Rep. Terri Sewell, D-Ala., Called Sutton withdraws "the right thing to do." She called Sutton to apologize.

As NPR's Sasha Ingber noted, the editorial was not on the newspaper's website. But Auburn University students tweeted pictures of the printed story, which drew national attention to the Democratic journalist.

Sutton has received praise for his newspaper's investigative work, according to Ingber: "In the 1990s," Ole Goodloe "exposed corruption in the sheriff's department of Marengo County. Society of Professional Journalists. "

At the same time, as the Associated Press noted, "Sutton has a history of publishing editorials insensitive to racism and ethnicity".

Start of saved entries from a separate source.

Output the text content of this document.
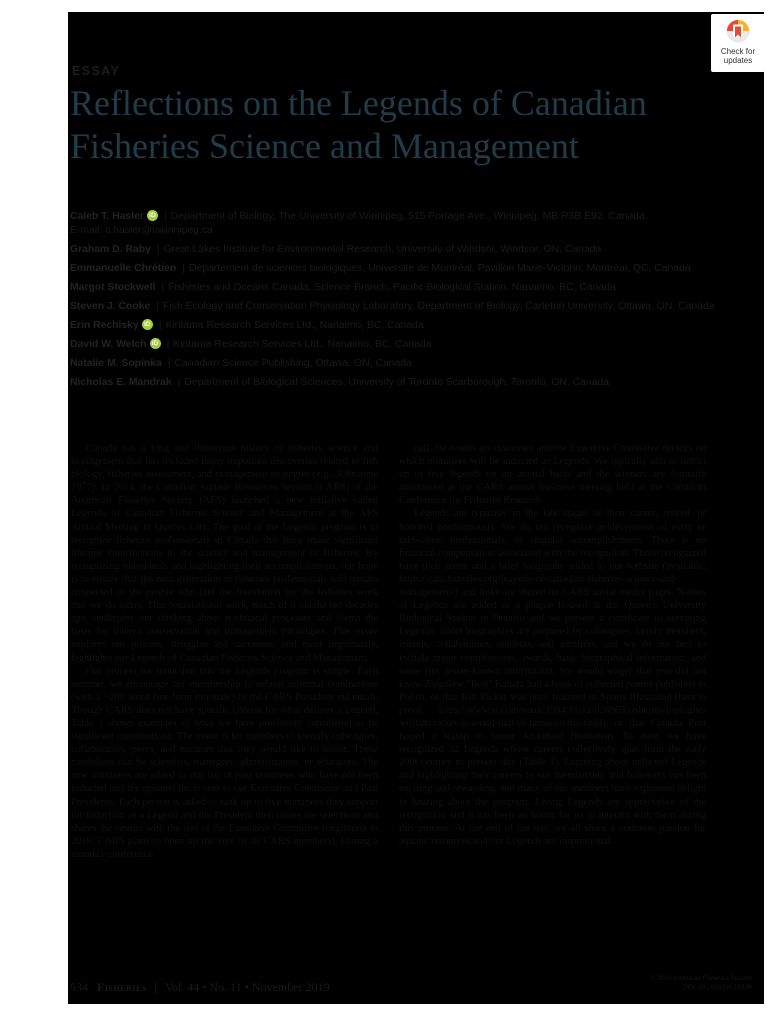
ESSAY
Reflections on the Legends of Canadian Fisheries Science and Management
Caleb T. Hasler iD | Department of Biology, The University of Winnipeg, 515 Portage Ave., Winnipeg, MB R3B E92, Canada.
E-mail: c.hasler@uwinnipeg.ca
Graham D. Raby | Great Lakes Institute for Environmental Research, University of Windsor, Windsor, ON, Canada
Emmanuelle Chrétien | Département de sciences biologiques, Université de Montréal, Pavillon Marie-Victorin, Montréal, QC, Canada
Margot Stockwell | Fisheries and Oceans Canada, Science Branch, Pacific Biological Station, Nanaimo, BC, Canada
Steven J. Cooke | Fish Ecology and Conservation Physiology Laboratory, Department of Biology, Carleton University, Ottawa, ON, Canada
Erin Rechisky iD | Kintama Research Services Ltd., Nanaimo, BC, Canada
David W. Welch iD | Kintama Research Services Ltd., Nanaimo, BC, Canada
Natalie M. Sopinka | Canadian Science Publishing, Ottawa, ON, Canada
Nicholas E. Mandrak | Department of Biological Sciences, University of Toronto Scarborough, Toronto, ON, Canada

Canada has a long and illustrious history in fisheries science and management that has included many important discoveries related to fish biology, fisheries assessment, and management strategies (e.g., Johnstone 1977). In 2014, the Canadian Aquatic Resources Section (CARS) of the American Fisheries Society (AFS) launched a new initiative called Legends of Canadian Fisheries Science and Management at the AFS Annual Meeting in Québec City. The goal of the Legends program is to recognize fisheries professionals in Canada that have made significant lifetime contributions to the science and management of fisheries. By recognizing individuals and highlighting their accomplishments, our hope is to ensure that the next generation of fisheries professionals will remain connected to the people who laid the foundation for the fisheries work that we do today. That foundational work, much of it conducted decades ago, underpins our thinking about ecological processes and forms the basis for today's conservation and management paradigms. This essay explores our process, struggles and successes, and most importantly, highlights our Legends of Canadian Fisheries Science and Management.

Our process for induction into the Legends program is simple. Each summer, we encourage our membership to submit informal nominations (with a ~200 word free-form rationale) to the CARS President via email. Though CARS does not have specific criteria for what defines a Legend, Table 1 shows examples of what we have previously considered to be significant contributions. The intent is for members to identify colleagues, collaborators, peers, and mentors that they would like to honor. These candidates can be scientists, managers, administrators, or educators. The new nominees are added to our list of past nominees who have not been inducted and the updated list is sent to our Executive Committee and Past Presidents. Each person is asked to rank up to five nominees they support for induction as a Legend and the President then tallies the selections and shares the results with the rest of the Executive Committee (beginning in 2019, CARS plans to open up the vote to all CARS members). During a monthly conference

call, the results are discussed and the Executive Committee decides on which nominees will be inducted as Legends. We typically aim to induct up to five legends on an annual basis and the winners are formally announced at the CARS annual business meeting held at the Canadian Conference for Fisheries Research.

Legends are typically in the late stages of their career, retired, or honored posthumously. We do not recognize achievements of early or mid-career professionals, or singular accomplishments. There is no financial compensation associated with the recognition. Those recognized have their name and a brief biography added to our website (available: https://cars.fisheries.org/legends-of-canadian-fisheries-science-and-management/) and links are shared on CARS social media pages. Names of Legends are added to a plaque housed at the Queen's University Biological Station in Ontario and we present a certificate to surviving Legends. Short biographies are prepared by colleagues, family members, friends, collaborators, students, and admirers, and we do our best to include major contributions, awards, basic biographical information, and some fun, lesser-known information. We would wager that you did not know Zbigniew "Bob" Kabata had a book of collected poems published in Polish, or that Bill Ricker was once featured in Sports Illustrated (here is proof: https://www.si.com/vault/1984/11/12/626963/fisheries-biologist-william-ricker-is-a-real-hall-of-famer-in-his-field), or that Canada Post issued a stamp to honor Archibald Huntsman. To date, we have recognized 32 Legends whose careers collectively span from the early 20th century to present day (Table 1). Learning about inducted Legends and highlighting their careers to our membership and followers has been exciting and rewarding, and many of our members have expressed delight in hearing about the program. Living Legends are appreciative of the recognition and it has been an honor for us to interact with them during this process. At the end of the day, we all share a common passion for aquatic resources and our Legends are inspirational.

534 Fisheries | Vol. 44 • No. 11 • November 2019
© 2019 American Fisheries Society
DOI: 10.1002/fsh.10336
Check for
updates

Several organizations have deprived Sutton of awards. Auburn University awarded him, in 2009, to his beloved wife, Jean Sutton, the Alabama Distinguished Community Journalist Award – an official from Auburn said that she had withdrawn the Sutton Award and not recognized that Jean Sutton.

And as Kyle Gassiott of Troy University Public Radio reports, "The University of Southern Mississippi has removed Sutton from its Hall of Fame and the Alabama Press Association has officially censored it."